The UAE's long-awaited commercial companies law should be passed soon or it risks becoming outdated, a government lawyer who helped to draft much of the legislation has warned.
Commercial companies law needed soon, says UAE official
The long-awaited commercial companies law should be passed soon or it risks becoming outdated, a government lawyer who helped to draft much of the legislation has warned.
Lubna Qassim, the director of the economic legislations department at the Ministry of Economy, said the law was also required to help to improve the business and investment climate.
"I would not want 2013 to pass by without this law being issued," she said.
"It must, because we are living in a complex economic landscape and corporate governance rules are evolving and things put in four or five years ago may need to be updated if it's not issued."
Considered one of the key cornerstones in reforming the economy, the companies law will set out a framework for how businesses should be run; ranging from how shares can be allocated to accounting standards.
However, the part of the law most eagerly anticipated by foreign businesses is a provision allowing the Cabinet to issue a separate resolution specifying the types of businesses that could be majority-owned by foreigners.
Currently, at least 51 per cent of a business has to be owned by an Emirati national if it is located outside a free zone.
But the law has remained in the planning stage for some time. The existing draft dates from 2006.
A statement from the Emirates news agency (Wam) on Saturday said the law was being discussed by the Committee on Financial Affairs at the Federal National Council. The FNC has been discussing the draft since January.
"It's probably one of the largest and heaviest draft laws the UAE has come up with," said Ms Qassim.
Spanning 12 chapters and 383 articles, the draft has been based on international corporate best practices in areas such as directors' duties, accounting and compliance.
But one of the challenges is that the international rule book is already being updated as western policymakers change business regulations in the wake of the global financial crisis.
Ms Qassim has worked on a number of planned economic laws yet to see the light of day. A bankruptcy law and legislation to help small and medium enterprises are still to be approved
But she considers the companies law one of the most significant. "It's very important for the entire business community and I hope businesses will be able to enjoy the fruits of it soon."
Officials hope the legislation will help to entice foreign investment and give the country a boost in its hopes of getting its stock markets upgraded to emerging market status by MSCI, the index compiler.

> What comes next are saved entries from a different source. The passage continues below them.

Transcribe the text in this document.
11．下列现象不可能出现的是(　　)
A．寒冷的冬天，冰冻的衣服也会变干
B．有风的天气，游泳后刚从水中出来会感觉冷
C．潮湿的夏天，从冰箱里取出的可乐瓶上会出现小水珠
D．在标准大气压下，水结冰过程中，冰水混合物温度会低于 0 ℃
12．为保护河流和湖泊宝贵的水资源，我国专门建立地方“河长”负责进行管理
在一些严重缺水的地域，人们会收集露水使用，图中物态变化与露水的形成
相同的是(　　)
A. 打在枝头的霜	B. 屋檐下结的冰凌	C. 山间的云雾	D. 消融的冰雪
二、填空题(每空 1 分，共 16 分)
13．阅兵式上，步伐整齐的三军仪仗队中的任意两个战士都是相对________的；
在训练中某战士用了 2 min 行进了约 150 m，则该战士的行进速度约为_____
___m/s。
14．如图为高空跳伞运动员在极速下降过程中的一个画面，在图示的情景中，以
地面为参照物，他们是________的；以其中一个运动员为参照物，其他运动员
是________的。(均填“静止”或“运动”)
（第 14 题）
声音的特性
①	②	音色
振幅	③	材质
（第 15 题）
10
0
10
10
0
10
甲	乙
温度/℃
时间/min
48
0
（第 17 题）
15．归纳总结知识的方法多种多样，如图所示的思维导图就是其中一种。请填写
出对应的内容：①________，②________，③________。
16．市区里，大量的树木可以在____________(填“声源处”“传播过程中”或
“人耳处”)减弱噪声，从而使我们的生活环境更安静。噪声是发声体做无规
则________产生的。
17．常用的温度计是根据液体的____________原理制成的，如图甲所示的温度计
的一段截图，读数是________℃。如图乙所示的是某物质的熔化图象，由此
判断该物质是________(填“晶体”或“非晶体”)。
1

It is perhaps the foreign ownership component of the law that is attracting most attention.
"It is one of the areas people are thinking about," said Chris Lister, corporate counsel at Latham & Watkins, the law firm. "We always deal with foreign entities that are looking at doing business here and one of the downsides is the 49 per cent foreign ownership limit."
Dating from 1984, the current companies law is considered inadequate for overseeing the country's now vibrant business climate.